Business Description Assignment
February 19th, 2020
A friend, Jay Green, is considering opening a cupcake store to sell gourmet cupcakes. Jay has asked you to help with formulating the projected numbers for the business and help analyze if the company will be successful. Using the skills you have developed in ACCT 551 Accounting for Managers, you will analyze the business to determine if you will recommend to Jay whether or not to enter into the business venture. Jay plans to launch the business on January 1, 2020. Following is the cost information provided by Jay:
- Jay plans to hire a baker that will charge $12 per dozen cupcakes.
- Jay has found a location near downtown that may be rented for $1,200 per month.
- Utilities are estimated to be $150 per month.
- Fixtures for the business will cost $8,400 (depreciation will be $1,200 per year for 7 years)
- Jay plans to open the store 7 days per week from 10:00 AM until 6:00 PM. Sales people will be paid $10.00 per hour.
- Business insurance will be purchased at a cost of $720 per year.
- Advertising costs are expected to be $2,400 per year.
Using separate tabs in a spreadsheet, provide your answers for the following.
- Develop the annual cost formula in Y = a + bX format, i.e. Total Costs = Fixed Costs + (Variable Cost per Unit times number of units)
- You want to help Jay set a selling price for the cupcakes. Research who the competition is and at what price they are selling gourmet cupcakes (this will provide a base for a target price). Provide the detailed information for at least 3 competitors. Based on the projection of selling 24,000 cupcakes and an expectation of a 15% profit, what is the maximum cost allowable for all expenses?

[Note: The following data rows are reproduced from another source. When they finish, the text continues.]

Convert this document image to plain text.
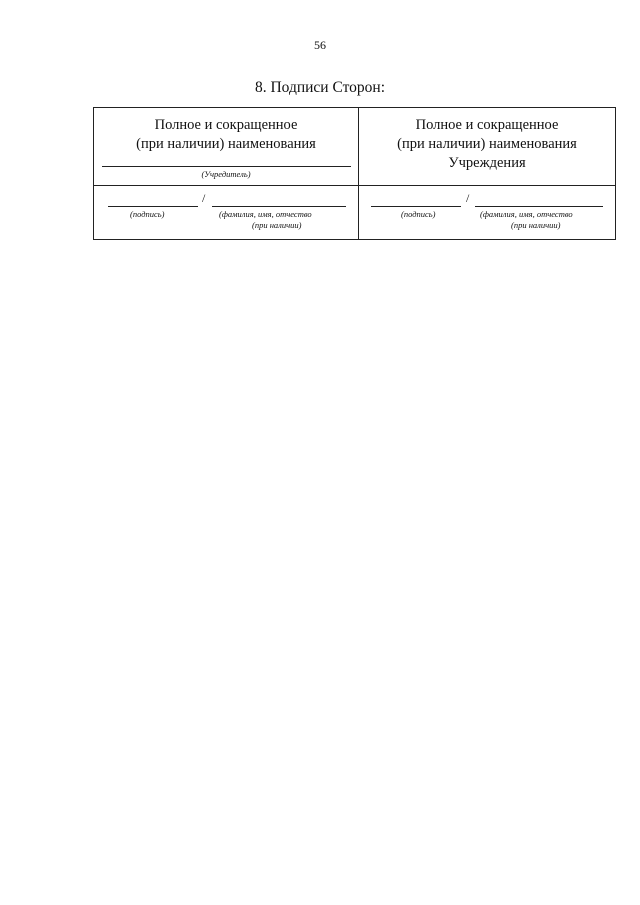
56
8. Подписи Сторон:
Полное и сокращенное
(при наличии) наименования
(Учредитель)
Полное и сокращенное
(при наличии) наименования
Учреждения
/
(подпись)	(фамилия, имя, отчество
(при наличии)
/
(подпись)	(фамилия, имя, отчество
(при наличии)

- Develop a price using cost-based pricing assuming that Jay expects to sell 24,000 cupcakes the first year with a 15% profit
- If the selling price is $3.50 per cupcake, what is the contribution margin per cupcake and contribution margin ratio
- At a selling price of $3.50 per cupcake, how many cupcakes need to be sold in order to break-even? What is the break-even in sales dollars?